Porous organic polymers (POPs) are emerging porous materials for various applications. So far, POPs are currently synthesised by a few limited synthetic chemical reactions, leading to a lack of new structures and properties. Thus, expanding structural diversity is highly desired for the development of this promising class of porous materials. Herein, adopting pharmaceutical isoniazid as a difunctional linker, a pharmaceutical hydrogen-bonded covalent organic polymer (pha-HCOP-1) has been synthesised for iodine enrichment. The structure and morphology are studied by TGA, FT-IR, FE-SEM, HR-TEM and C-13 CP/MAS NMR. Powder X-ray diffraction and N-2 adsorption-desorption analysis show that pha-HCOP-1 is amorphous and porous with a surface area of 217.31 m(2) g(-1). The pha-H(C)OPs are spherical particles with an average size of 20 nm. Due to the abundant porosity, pi-conjugated phenyl rings, as well as functional -CO-NH-building units, pha-HCOP-1 exhibits a good adsorption ability for iodine molecules.
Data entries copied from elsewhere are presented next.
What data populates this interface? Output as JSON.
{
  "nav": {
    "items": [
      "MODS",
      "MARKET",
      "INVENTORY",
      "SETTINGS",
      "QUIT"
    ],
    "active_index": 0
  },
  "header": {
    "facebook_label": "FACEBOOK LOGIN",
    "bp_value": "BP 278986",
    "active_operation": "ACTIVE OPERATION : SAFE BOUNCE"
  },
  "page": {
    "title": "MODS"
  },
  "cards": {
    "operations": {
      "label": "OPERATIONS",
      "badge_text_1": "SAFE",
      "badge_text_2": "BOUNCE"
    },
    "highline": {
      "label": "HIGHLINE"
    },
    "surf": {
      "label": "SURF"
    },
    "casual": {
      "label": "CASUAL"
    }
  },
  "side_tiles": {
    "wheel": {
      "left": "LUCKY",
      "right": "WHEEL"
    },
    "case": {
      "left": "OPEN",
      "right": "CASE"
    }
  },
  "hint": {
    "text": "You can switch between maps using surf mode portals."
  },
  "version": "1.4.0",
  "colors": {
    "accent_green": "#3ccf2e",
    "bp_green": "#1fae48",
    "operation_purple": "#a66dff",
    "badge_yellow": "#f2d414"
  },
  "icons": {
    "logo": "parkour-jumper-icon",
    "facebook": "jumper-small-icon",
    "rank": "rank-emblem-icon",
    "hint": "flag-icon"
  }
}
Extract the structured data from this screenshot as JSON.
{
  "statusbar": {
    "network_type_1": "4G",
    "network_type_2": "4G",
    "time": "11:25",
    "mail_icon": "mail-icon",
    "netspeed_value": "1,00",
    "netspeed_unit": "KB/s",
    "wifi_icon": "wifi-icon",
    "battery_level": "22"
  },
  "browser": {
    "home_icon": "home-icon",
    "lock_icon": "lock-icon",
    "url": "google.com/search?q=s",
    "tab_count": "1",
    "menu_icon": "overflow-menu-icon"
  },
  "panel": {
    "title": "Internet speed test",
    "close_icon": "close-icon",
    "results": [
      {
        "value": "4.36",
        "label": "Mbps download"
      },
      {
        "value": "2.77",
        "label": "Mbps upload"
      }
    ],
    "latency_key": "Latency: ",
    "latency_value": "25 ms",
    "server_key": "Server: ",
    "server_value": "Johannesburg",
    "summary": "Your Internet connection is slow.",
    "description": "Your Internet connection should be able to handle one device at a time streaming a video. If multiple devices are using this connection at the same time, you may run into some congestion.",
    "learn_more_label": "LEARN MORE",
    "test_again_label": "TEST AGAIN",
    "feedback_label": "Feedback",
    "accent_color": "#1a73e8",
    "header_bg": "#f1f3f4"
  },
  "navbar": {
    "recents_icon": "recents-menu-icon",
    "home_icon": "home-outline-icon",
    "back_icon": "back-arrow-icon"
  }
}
The phaH(C)OP-1 has a high uptake value of 131 wt% via vapor trapping adsorption. Meanwhile, pha-HCOP-1 also exhibits an outstanding iodine adsorption in solution, and the maximum adsorption capacity reaches as high as 833.33 mg g(-1) analyzed using a Langmuir model. In addition, the thermodynamic parameters Delta G, Delta H and Delta S indicate that the adsorption of iodine by pha-HCOP-1 is feasible, spontaneous and endothermic. pha-HCOP-1 represents an elegant example of using pharmaceutical molecules as building blocks to construct porous POPs for reversible adsorption of radioactive iodine.